Problem 1: Interface Waves

(1) Solve problem 8.22 in Fluid Mechanics (Kundu, Cohen and Dowling, 2016).

A simple model of oceanic internal waves involves two ideal incompressible fluids (\(\rho_2 > \rho_1\)) trapped between two horizontal surfaces at \(z = h_1\) and \(z = -h_2\), and having an average interface location of \(z = 0\). For traveling waves on the interface, assume that the interface deflection from \(z = 0\) is \[ \xi = \xi_0 \operatorname{Re} \left\{ \exp \left( i(\omega t - kx) \right) \right\} \] The phase speed of the waves is \(c = \omega/k\).

Kundu8-22

(a) Show that the dispersion relationship is \[ \omega^2 = \frac{gk(\rho_2 - \rho_1)}{\rho_2 \coth(kh_2) + \rho_1 \coth(kh_1)} \] where \(g\) is the acceleration of gravity.

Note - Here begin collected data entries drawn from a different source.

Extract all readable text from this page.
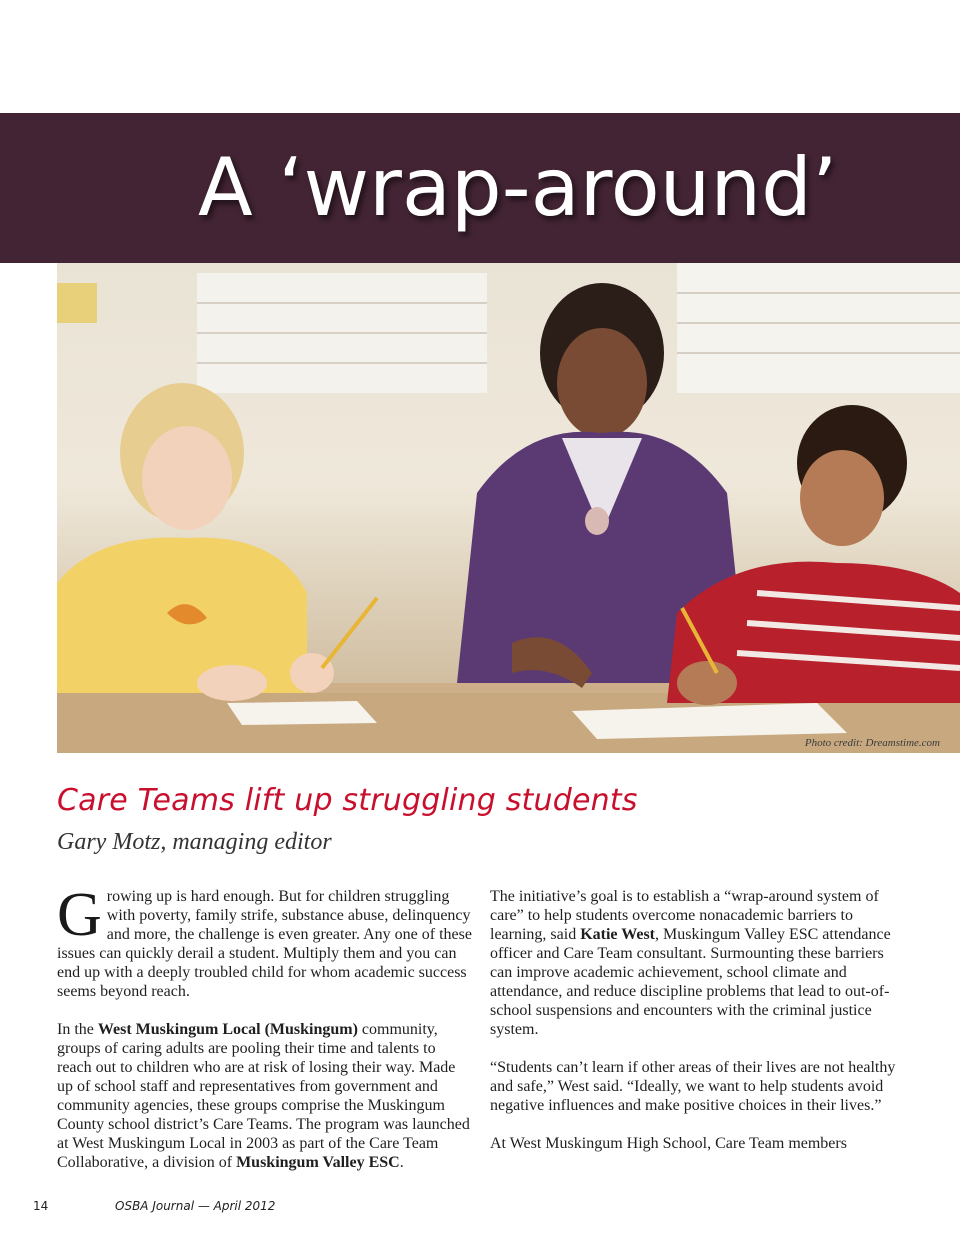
A ‘wrap-around’
Photo credit: Dreamstime.com
Care Teams lift up struggling students
Gary Motz, managing editor

Growing up is hard enough. But for children struggling with poverty, family strife, substance abuse, delinquency and more, the challenge is even greater. Any one of these issues can quickly derail a student. Multiply them and you can end up with a deeply troubled child for whom academic success seems beyond reach.

In the West Muskingum Local (Muskingum) community, groups of caring adults are pooling their time and talents to reach out to children who are at risk of losing their way. Made up of school staff and representatives from government and community agencies, these groups comprise the Muskingum County school district’s Care Teams. The program was launched at West Muskingum Local in 2003 as part of the Care Team Collaborative, a division of Muskingum Valley ESC.

The initiative’s goal is to establish a “wrap-around system of care” to help students overcome nonacademic barriers to learning, said Katie West, Muskingum Valley ESC attendance officer and Care Team consultant. Surmounting these barriers can improve academic achievement, school climate and attendance, and reduce discipline problems that lead to out-of-school suspensions and encounters with the criminal justice system.

“Students can’t learn if other areas of their lives are not healthy and safe,” West said. “Ideally, we want to help students avoid negative influences and make positive choices in their lives.”

At West Muskingum High School, Care Team members

14	OSBA Journal — April 2012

(b) Determine the limiting form of \(c\) for short (i.e., unconfined) waves, \(kh_1\) and \(kh_2 \to \infty\).

(c) Determine the limiting form of \(c\) for long (i.e., confined) waves, \(kh_1\) and \(kh_2 \to 0\).

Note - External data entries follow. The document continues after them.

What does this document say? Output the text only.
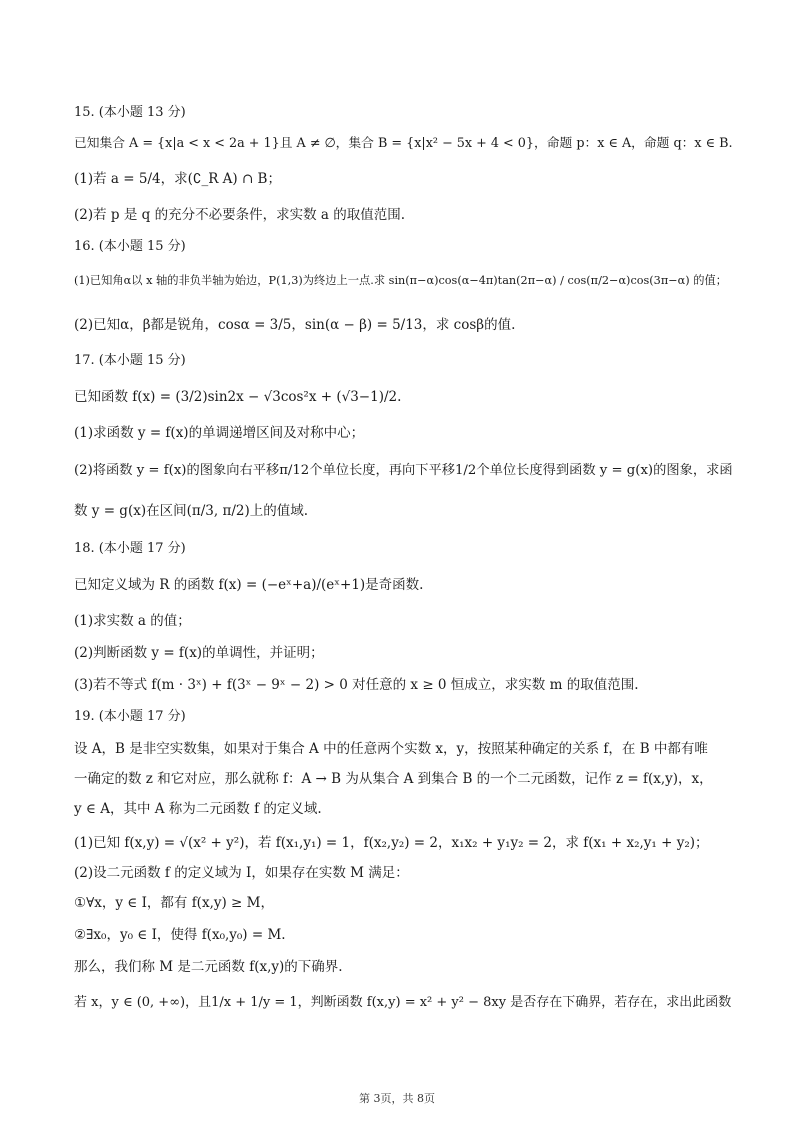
15. (本小题 13 分)
已知集合 A = {x|a < x < 2a + 1}且 A ≠ ∅，集合 B = {x|x² − 5x + 4 < 0}，命题 p：x ∈ A，命题 q：x ∈ B.
(1)若 a = 5/4，求(∁_R A) ∩ B；
(2)若 p 是 q 的充分不必要条件，求实数 a 的取值范围.
16. (本小题 15 分)
(1)已知角α以 x 轴的非负半轴为始边，P(1,3)为终边上一点.求 sin(π−α)cos(α−4π)tan(2π−α) / cos(π/2−α)cos(3π−α) 的值；
(2)已知α，β都是锐角，cosα = 3/5，sin(α − β) = 5/13，求 cosβ的值.
17. (本小题 15 分)
已知函数 f(x) = (3/2)sin2x − √3cos²x + (√3−1)/2.
(1)求函数 y = f(x)的单调递增区间及对称中心；
(2)将函数 y = f(x)的图象向右平移π/12个单位长度，再向下平移1/2个单位长度得到函数 y = g(x)的图象，求函
数 y = g(x)在区间(π/3, π/2)上的值域.
18. (本小题 17 分)
已知定义域为 R 的函数 f(x) = (−eˣ+a)/(eˣ+1)是奇函数.
(1)求实数 a 的值；
(2)判断函数 y = f(x)的单调性，并证明；
(3)若不等式 f(m · 3ˣ) + f(3ˣ − 9ˣ − 2) > 0 对任意的 x ≥ 0 恒成立，求实数 m 的取值范围.
19. (本小题 17 分)
设 A，B 是非空实数集，如果对于集合 A 中的任意两个实数 x，y，按照某种确定的关系 f，在 B 中都有唯
一确定的数 z 和它对应，那么就称 f：A → B 为从集合 A 到集合 B 的一个二元函数，记作 z = f(x,y)，x，
y ∈ A，其中 A 称为二元函数 f 的定义域.
(1)已知 f(x,y) = √(x² + y²)，若 f(x₁,y₁) = 1，f(x₂,y₂) = 2，x₁x₂ + y₁y₂ = 2，求 f(x₁ + x₂,y₁ + y₂)；
(2)设二元函数 f 的定义域为 I，如果存在实数 M 满足：
①∀x，y ∈ I，都有 f(x,y) ≥ M，
②∃x₀，y₀ ∈ I，使得 f(x₀,y₀) = M.
那么，我们称 M 是二元函数 f(x,y)的下确界.
若 x，y ∈ (0, +∞)，且1/x + 1/y = 1，判断函数 f(x,y) = x² + y² − 8xy 是否存在下确界，若存在，求出此函数
第 3页，共 8页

(d) At fixed wavelength \(\lambda\) (or fixed \(k = 2\pi/\lambda\)), do confined waves go faster or slower than unconfined waves?

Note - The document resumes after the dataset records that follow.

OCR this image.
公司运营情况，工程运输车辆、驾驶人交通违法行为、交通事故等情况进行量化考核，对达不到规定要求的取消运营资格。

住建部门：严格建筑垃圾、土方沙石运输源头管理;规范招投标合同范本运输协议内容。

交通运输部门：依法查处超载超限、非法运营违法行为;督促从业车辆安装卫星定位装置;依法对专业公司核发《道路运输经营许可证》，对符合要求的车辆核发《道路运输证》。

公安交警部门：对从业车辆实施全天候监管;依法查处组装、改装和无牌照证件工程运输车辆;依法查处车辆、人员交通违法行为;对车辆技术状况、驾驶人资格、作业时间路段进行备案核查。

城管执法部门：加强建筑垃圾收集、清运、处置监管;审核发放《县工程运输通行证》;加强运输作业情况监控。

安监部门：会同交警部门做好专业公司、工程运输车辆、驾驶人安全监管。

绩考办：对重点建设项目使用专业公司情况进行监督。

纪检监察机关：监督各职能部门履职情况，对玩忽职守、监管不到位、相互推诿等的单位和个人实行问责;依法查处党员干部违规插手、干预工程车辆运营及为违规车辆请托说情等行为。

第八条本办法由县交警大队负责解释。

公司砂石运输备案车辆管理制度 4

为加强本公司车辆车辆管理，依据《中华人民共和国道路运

(e) At a fixed frequency, what happens to the wavelength and phase speed as \(\rho_2 - \rho_1 \to 0\)?

(f) What happens if \(\rho_2 < \rho_1\)?

(2) How could the general solution from 8.22 be modified to give us the phase speed of shallow water gravity waves?


1 This problem set contains 6 problems, and your final score will be based on the 4 problems on which you earned the highest scores.